African Americans, Italian immigrants are indebted to the community midwife

Midwife, Mandy Jones Wheat (1892-1977)
Mandy Jones Wheat, the daughter of Joe Jones and Lizzie Banks was born December 15, 1892 in St. Helena Parish, Louisiana.  She was married twice.  Her first husband was Adam Gordon, Sr., and her second husband was Bass Wheat.  As a small child, genealogist, Antoinette Harrell, can remember Mandy as a "church mother" who also attended the old white church with the wooden benches. At first glance, one might think that Mandy, dressed all in white and seated with her cane, was sleeping, but as Antoinette recounts, she was paying attention, watching, and listening and would not say anything until service was over and as you walked by, she would gently stick out her cane to stop those who had been talking to correct them (All photographs shared by grandson, Michael Daniel).

I wonder what it must have felt like to look out over that congregation and remember that she birthed so many generations between 1930 and 1960 into the world.  Mandy was a midwife for at least thirty years.  Not only was she a midwife who delivered thousands of babies, but she was also a herbalist and healer in her community during the days when African Americans and Italian immigrants were not allowed to be treated in hospitals.
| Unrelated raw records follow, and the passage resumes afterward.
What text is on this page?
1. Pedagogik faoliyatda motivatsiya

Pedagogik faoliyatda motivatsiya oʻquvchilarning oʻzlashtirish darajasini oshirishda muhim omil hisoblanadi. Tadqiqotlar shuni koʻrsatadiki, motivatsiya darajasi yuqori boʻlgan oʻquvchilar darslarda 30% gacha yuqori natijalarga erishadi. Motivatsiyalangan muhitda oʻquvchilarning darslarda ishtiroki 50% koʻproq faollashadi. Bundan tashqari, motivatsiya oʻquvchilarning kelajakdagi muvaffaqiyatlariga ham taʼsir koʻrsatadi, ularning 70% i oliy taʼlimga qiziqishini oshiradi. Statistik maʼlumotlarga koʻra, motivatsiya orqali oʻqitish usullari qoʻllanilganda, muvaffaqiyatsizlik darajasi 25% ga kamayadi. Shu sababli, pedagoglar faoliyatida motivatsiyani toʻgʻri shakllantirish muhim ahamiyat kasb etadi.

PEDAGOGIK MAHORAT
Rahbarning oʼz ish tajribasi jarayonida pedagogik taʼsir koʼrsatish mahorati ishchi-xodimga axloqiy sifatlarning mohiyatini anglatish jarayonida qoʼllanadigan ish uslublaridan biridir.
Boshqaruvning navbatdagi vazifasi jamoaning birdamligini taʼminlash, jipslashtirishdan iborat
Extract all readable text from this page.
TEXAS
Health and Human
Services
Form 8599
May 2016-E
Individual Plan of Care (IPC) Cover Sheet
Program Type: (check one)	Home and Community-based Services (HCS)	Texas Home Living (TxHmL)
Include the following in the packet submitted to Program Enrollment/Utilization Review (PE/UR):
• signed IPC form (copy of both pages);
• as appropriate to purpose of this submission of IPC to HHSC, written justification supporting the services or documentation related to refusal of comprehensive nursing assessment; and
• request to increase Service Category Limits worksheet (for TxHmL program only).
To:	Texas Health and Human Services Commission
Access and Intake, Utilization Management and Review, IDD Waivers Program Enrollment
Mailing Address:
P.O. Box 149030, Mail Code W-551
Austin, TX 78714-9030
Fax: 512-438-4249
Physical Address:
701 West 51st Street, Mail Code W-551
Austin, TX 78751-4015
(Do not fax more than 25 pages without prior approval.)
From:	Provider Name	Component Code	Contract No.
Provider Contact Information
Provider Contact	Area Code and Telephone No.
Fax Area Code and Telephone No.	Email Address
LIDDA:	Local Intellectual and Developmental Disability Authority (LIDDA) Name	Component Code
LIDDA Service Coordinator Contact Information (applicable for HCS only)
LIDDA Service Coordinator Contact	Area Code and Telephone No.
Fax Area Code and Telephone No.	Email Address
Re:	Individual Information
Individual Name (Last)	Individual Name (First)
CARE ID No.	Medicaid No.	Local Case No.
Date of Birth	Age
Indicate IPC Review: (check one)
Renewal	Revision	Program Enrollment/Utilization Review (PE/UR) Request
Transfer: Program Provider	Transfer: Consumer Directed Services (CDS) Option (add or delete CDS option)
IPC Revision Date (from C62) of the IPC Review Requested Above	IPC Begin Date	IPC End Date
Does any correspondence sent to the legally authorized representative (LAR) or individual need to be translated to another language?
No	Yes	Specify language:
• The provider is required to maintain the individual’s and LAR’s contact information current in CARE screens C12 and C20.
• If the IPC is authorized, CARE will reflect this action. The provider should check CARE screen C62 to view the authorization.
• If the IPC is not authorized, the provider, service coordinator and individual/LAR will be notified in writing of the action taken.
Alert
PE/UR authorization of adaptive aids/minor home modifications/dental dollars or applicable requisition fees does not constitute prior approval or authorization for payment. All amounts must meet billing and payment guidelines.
Antoinette first became curious about Mandy after interviewing her son, Bishop Willie K. Gordon, Sr. who shared what he could remember of her.  Fortunately, Antoinette felt a deep desire to learn more about Mandy especially because the story of the midwife is most often neglected by researchers.  "This is noteworthy history that would otherwise go unmentioned. How could you not talk about the midwife who did so much to bring lives into the world?" said Antoinette.  She could not find any records to document Mandy, so she posted what she had gathered from Gordon on Facebook.   Miraculously, Michael Daniel saw the post and responded that Mandy was his grandmother.

We are far from reaching the fullest potential of Facebook for genealogical research.  Hopefully, we can learn from the successful ways the Antoinette uses it to locate extended family and share her many research finds while in the field (Follow Antoinette on Facebook).  Antoinette called Michael and met with him at the Amite Branch Public Library where he shared a wealth of photos and midwife records of Mandy Jones Wheat.

Mandy delivered some of her grandchildren and thousands of other African Americans and children of immigrant Italians.  She would walk to their homes if they did not come to get her by mule pulled wagons.  She would stay at the homes of those she assisted sometimes for great lengths of time providing care.

Mandy rarely had a quite moment because she also tended those who were sick, and she was the only person in the area where people could find care.  "Mandy understood the herbs that it took to heal. She saved many lived with her wisdom and knowledge about herbs, tree bark, and tonics," said Antoinette Harrell.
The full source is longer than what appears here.